"It's Complete Gibberish": Lessons from Larry Ellison's War on Buzzwords
In 2008, at the peak of the initial hype cycle for "Cloud Computing," Oracle CEO Larry Ellison stood on stage and delivered one of the most famous rants in tech history.
Frustrated by analysts asking about his "cloud strategy," he famously declared: "Maybe I'm an idiot, but I have no idea what anyone is talking about. What is it? It's complete gibberish. It's insane."
His sentiment resonates with many experienced engineers today when they hear terms like "DevOps." Is it just a shiny new buzzword for something we've been doing for decades? The answer, looking back at Ellison's history, is a complicated "Yes and No."

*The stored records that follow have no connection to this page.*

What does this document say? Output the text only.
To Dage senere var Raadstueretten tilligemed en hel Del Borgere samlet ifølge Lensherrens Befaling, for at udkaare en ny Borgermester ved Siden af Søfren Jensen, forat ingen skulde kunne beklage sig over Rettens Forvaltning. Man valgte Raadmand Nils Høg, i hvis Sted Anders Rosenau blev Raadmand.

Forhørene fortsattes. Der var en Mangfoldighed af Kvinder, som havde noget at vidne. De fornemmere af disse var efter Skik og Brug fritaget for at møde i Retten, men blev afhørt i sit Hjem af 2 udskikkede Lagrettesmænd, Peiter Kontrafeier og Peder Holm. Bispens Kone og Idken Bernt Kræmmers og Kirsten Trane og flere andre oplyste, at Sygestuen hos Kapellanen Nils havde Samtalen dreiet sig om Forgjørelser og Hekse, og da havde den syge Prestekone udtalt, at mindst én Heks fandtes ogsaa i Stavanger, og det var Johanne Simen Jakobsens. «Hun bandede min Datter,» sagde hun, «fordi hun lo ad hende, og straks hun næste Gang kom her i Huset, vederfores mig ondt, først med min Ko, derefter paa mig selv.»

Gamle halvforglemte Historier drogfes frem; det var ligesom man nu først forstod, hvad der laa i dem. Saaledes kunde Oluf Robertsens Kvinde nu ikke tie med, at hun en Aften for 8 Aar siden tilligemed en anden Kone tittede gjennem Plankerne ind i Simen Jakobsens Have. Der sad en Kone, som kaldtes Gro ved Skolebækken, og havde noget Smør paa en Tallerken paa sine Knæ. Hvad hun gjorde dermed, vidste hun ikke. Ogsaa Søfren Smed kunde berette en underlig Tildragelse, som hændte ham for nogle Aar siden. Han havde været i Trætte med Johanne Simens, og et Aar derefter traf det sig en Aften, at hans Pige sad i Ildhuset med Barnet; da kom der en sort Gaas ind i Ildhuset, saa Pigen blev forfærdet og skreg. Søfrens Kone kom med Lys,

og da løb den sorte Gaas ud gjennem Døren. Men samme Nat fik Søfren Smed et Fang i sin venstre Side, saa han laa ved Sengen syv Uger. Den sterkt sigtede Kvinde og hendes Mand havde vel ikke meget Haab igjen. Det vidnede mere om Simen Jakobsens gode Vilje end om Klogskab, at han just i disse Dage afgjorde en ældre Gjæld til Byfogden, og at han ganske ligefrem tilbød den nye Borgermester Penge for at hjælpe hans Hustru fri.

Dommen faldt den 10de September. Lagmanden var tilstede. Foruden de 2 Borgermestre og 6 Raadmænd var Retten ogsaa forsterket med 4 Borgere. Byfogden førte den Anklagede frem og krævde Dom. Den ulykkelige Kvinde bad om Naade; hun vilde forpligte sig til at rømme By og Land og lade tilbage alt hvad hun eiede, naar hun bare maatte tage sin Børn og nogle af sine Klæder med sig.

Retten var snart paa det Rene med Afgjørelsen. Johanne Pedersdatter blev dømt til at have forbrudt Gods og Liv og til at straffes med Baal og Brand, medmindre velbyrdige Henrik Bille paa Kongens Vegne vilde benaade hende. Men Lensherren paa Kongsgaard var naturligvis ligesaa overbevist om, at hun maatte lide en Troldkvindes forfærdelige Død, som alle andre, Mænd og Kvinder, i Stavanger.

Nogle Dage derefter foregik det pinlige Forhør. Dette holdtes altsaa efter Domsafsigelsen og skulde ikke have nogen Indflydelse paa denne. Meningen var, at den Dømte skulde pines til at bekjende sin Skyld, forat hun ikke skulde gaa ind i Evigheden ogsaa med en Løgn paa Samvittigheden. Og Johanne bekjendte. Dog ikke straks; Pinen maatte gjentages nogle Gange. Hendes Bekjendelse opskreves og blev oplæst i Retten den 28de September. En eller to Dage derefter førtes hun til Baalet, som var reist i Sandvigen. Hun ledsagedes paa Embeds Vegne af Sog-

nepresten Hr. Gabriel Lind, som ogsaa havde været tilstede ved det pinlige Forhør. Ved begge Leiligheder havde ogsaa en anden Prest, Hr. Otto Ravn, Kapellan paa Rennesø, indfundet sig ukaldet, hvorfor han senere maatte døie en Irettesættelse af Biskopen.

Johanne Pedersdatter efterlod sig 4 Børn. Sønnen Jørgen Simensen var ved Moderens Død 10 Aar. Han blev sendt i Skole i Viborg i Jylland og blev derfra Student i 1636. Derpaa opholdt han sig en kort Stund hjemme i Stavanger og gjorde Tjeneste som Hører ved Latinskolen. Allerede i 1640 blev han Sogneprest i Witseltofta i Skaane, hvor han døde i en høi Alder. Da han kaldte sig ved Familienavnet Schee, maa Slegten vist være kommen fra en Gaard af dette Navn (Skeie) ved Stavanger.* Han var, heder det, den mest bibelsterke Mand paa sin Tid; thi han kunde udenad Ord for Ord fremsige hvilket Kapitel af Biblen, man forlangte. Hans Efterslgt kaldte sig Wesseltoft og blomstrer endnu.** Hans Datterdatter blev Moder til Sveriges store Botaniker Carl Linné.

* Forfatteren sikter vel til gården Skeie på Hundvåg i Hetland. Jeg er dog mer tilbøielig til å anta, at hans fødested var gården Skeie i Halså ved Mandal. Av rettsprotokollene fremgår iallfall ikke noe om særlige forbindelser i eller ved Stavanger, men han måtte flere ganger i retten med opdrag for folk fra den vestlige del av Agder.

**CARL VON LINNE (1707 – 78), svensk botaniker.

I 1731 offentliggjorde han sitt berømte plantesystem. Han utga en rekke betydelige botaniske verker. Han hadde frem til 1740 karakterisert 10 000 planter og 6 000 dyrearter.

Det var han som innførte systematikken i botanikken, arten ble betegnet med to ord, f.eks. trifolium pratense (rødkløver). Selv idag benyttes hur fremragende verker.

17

Why He Was Right: The "Old Wine" Argument
Technically, Ellison wasn't wrong. In 2008, Oracle had been running internet-based databases for ten years. Before "Cloud," we called it "Network Computing," "Application Service Providers (ASP)," or just "SaaS."
To a database giant, "Cloud" seemed like a marketing term for "computers connected to the internet." His core argument was that the industry was redefining everything it already did under a new banner just to sound trendy.
Why He Was Wrong: The Paradigm Shift
What Ellison missed was that "Cloud" wasn't just about the hardware; it was a fundamental shift in the consumption model.
Before the cloud, you bought servers as a capital expense. After the cloud (AWS EC2), you rented computing power by the hour via an API, turning it into a utility like electricity. The technology was similar, but the way you interacted with it had changed completely.
The irony, of course, is that Oracle later did a massive pivot to become a major cloud provider, proving that the "gibberish" was actually a market-defining shift.
The DevOps Parallel
This history perfectly mirrors the current feeling about DevOps.
If you were a sysadmin in 2005 writing Bash scripts to automate deployments and talking to developers, you were essentially doing DevOps. It feels like a buzzword because the core task—running software on servers—hasn't changed.
However, like the Cloud, DevOps represents a massive shift in scale, culture, and tooling. It moves us from manual, siloed scripting to automated, shared platforms using tools like Docker, Kubernetes, and Terraform. The principle is old, but the execution is radically new.
Conclusion
The tech industry loves fashion. But when a buzzword sticks—like "Cloud" or "DevOps"—it usually signals that the scale of a problem has changed enough to warrant a new name. It's okay to roll your eyes at the jargon, as long as you don't miss the paradigm shift hidden behind it.